Finalmente, el Senado encargó la misión al gran estratega Publio Cornelio Escipión Emiliano, llamado Africano Minor. Era nieto del famoso Escipión Africano que fue vencedor de Cartago en la Segunda Guerra Púnica. El joven Escipión, conocido en su época por haber acabado con ella Cartago en el año 146 a. C., a la vez que Roma se enseñoreaba de Corinto, viajó a Hispania con tropas voluntarias y mercenarias y organizó una campaña dura para vencer a los duros hispanos, como refieren Apiano o Plutarco en su relato. El legendario asedio comenzó en 134 a.C., pues no se dio oportunidad a los hispanos a plantar batalla. Antes, al contrario, Escipión descartó dar posibilidad alguna a los numantinos de plantear combate en abierto y asumió una técnica poliorcética para sitiar al enemigo hasta que se rindiera por hambre, sed y agotamiento. Devastó las tierras de los vacceos, que suministraban víveres a Numancia, con una política de tierra quemada, y sometió a la ciudad a un sitio implacable, con un muro de 9 kilómetros, un sistema de fosos y todo tipo de máquinas de asedio, que gestionaba una tropa total de más de 60.000 hombres, entre romanos y mercenarios tanto locales como extranjeros, incluidos los elefantes aportados por Yugurta. De ellos, un tercio vigilaba el muro, que estaba sólidamente edificado en piedra, y respondía a los intentos de los numantinos sitiados, que no llegaban a 2.500 hombres. La ciudad estaba condenada y aun así sus defensores resistieron quince meses de feroz asedio: en el tórrido verano del 133 a.C., finalmente, cayó Numancia, pero sus habitantes prefirieron morir por su propia mano que rendirse e incendiaron la ciudad. Los supervivientes fueron esclavizados por Escipión, que llevó a algunos de ellos para celebrar el triunfo que le correspondía por una tan anhelada pieza.
Para los propios romanos, Numancia había adquirido dimensiones legendarias, como transmiten escritores como Plinio.

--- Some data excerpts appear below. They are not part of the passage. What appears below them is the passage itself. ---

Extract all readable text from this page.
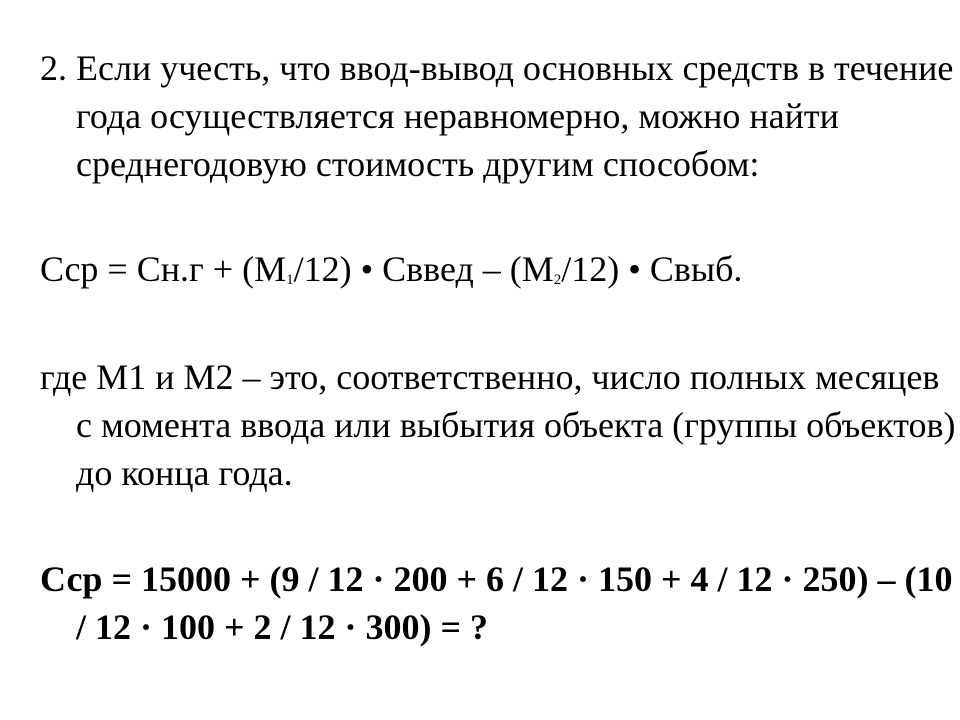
2. Если учесть, что ввод-вывод основных средств в течение года осуществляется неравномерно, можно найти среднегодовую стоимость другим способом:

Сср = $Сн.г + (М_1/12)$ • Сввед – $(М_2/12)$ • Свыб.

где М1 и М2 – это, соответственно, число полных месяцев с момента ввода или выбытия объекта (группы объектов) до конца года.

Сср = 15000 + (9 / 12 · 200 + 6 / 12 · 150 + 4 / 12 · 250) – (10 / 12 · 100 + 2 / 12 · 300) = ?
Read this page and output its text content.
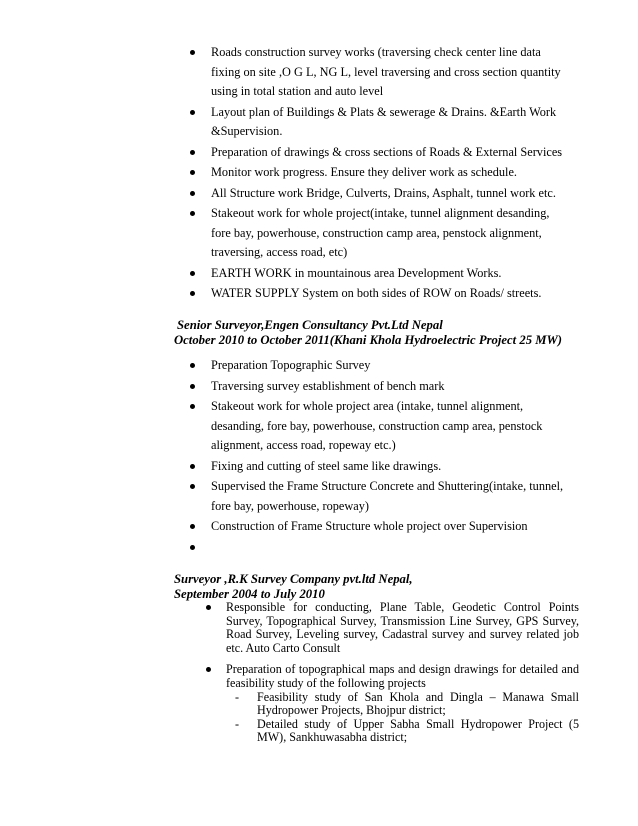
Roads construction survey works (traversing check center line data fixing on site ,O G L, NG L, level traversing and cross section quantity using in total station and auto level
Layout plan of Buildings & Plats & sewerage & Drains. &Earth Work &Supervision.
Preparation of drawings & cross sections of Roads & External Services
Monitor work progress. Ensure they deliver work as schedule.
All Structure work Bridge, Culverts, Drains, Asphalt, tunnel work etc.
Stakeout work for whole project(intake, tunnel alignment desanding, fore bay, powerhouse, construction camp area, penstock alignment, traversing, access road, etc)
EARTH WORK in mountainous area Development Works.
WATER SUPPLY System on both sides of ROW on Roads/ streets.
Senior Surveyor,Engen Consultancy Pvt.Ltd Nepal
October 2010 to October 2011(Khani Khola Hydroelectric Project 25 MW)
Preparation Topographic Survey
Traversing survey establishment of bench mark
Stakeout work for whole project area (intake, tunnel alignment, desanding, fore bay, powerhouse, construction camp area, penstock alignment, access road, ropeway etc.)
Fixing and cutting of steel same like drawings.
Supervised the Frame Structure Concrete and Shuttering(intake, tunnel, fore bay, powerhouse, ropeway)
Construction of Frame Structure whole project over Supervision

Surveyor ,R.K Survey Company pvt.ltd Nepal,
September 2004 to July 2010
Responsible for conducting, Plane Table, Geodetic Control Points Survey, Topographical Survey, Transmission Line Survey, GPS Survey, Road Survey, Leveling survey, Cadastral survey and survey related job etc. Auto Carto Consult
Preparation of topographical maps and design drawings for detailed and feasibility study of the following projects
- Feasibility study of San Khola and Dingla – Manawa Small Hydropower Projects, Bhojpur district;
- Detailed study of Upper Sabha Small Hydropower Project (5 MW), Sankhuwasabha district;
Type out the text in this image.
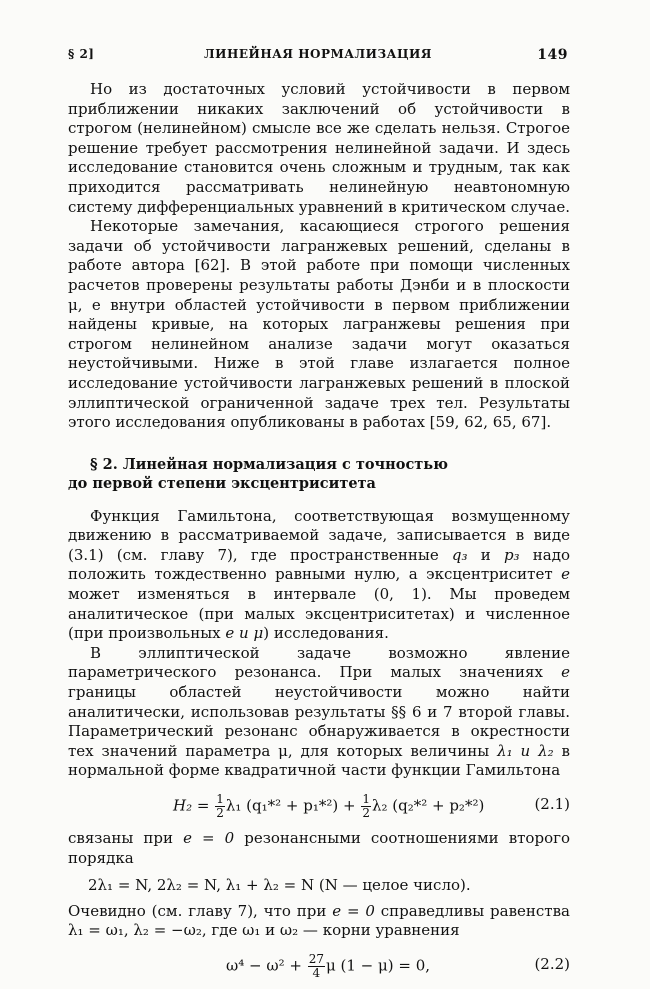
§ 2]	ЛИНЕЙНАЯ НОРМАЛИЗАЦИЯ	149

Но из достаточных условий устойчивости в первом приближении никаких заключений об устойчивости в строгом (нелинейном) смысле все же сделать нельзя. Строгое решение требует рассмотрения нелинейной задачи. И здесь исследование становится очень сложным и трудным, так как приходится рассматривать нелинейную неавтономную систему дифференциальных уравнений в критическом случае.

Некоторые замечания, касающиеся строгого решения задачи об устойчивости лагранжевых решений, сделаны в работе автора [62]. В этой работе при помощи численных расчетов проверены результаты работы Дэнби и в плоскости μ, e внутри областей устойчивости в первом приближении найдены кривые, на которых лагранжевы решения при строгом нелинейном анализе задачи могут оказаться неустойчивыми. Ниже в этой главе излагается полное исследование устойчивости лагранжевых решений в плоской эллиптической ограниченной задаче трех тел. Результаты этого исследования опубликованы в работах [59, 62, 65, 67].

§ 2. Линейная нормализация с точностью
до первой степени эксцентриситета

Функция Гамильтона, соответствующая возмущенному движению в рассматриваемой задаче, записывается в виде (3.1) (см. главу 7), где пространственные q₃ и p₃ надо положить тождественно равными нулю, а эксцентриситет e может изменяться в интервале (0, 1). Мы проведем аналитическое (при малых эксцентриситетах) и численное (при произвольных e и μ) исследования.

В эллиптической задаче возможно явление параметрического резонанса. При малых значениях e границы областей неустойчивости можно найти аналитически, использовав результаты §§ 6 и 7 второй главы. Параметрический резонанс обнаруживается в окрестности тех значений параметра μ, для которых величины λ₁ и λ₂ в нормальной форме квадратичной части функции Гамильтона

$H_2 = \frac{1}{2} \lambda_1$ $(q_1*^2 + p_1*^2) + \frac{1}{2} \lambda_2$ (q₂*² + p₂*²)	(2.1)

связаны при e = 0 резонансными соотношениями второго порядка

2λ₁ = N, 2λ₂ = N, λ₁ + λ₂ = N (N — целое число).

Очевидно (см. главу 7), что при e = 0 справедливы равенства λ₁ = ω₁, λ₂ = −ω₂, где ω₁ и ω₂ — корни уравнения

$\omega^4 - \omega^2 + \frac{27}{4}$ μ (1 − μ) = 0,	(2.2)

Los pueblos prerromanos de Hispania, que oscilaban entre el mito del buen salvaje, con su fidelidad legendaria al líder, y las historias sobre las traiciones y deserciones a los caudillos celtas e íberos, impresionaron hondamente a los romanos, mucho antes de idealizar, en tiempos de Tácito, a los germanos. El mito de la irreductible y misteriosa España antigua, entre su consideración de paso al más allá y sus pueblos aislados e indómitos, estaba servido para la posteridad.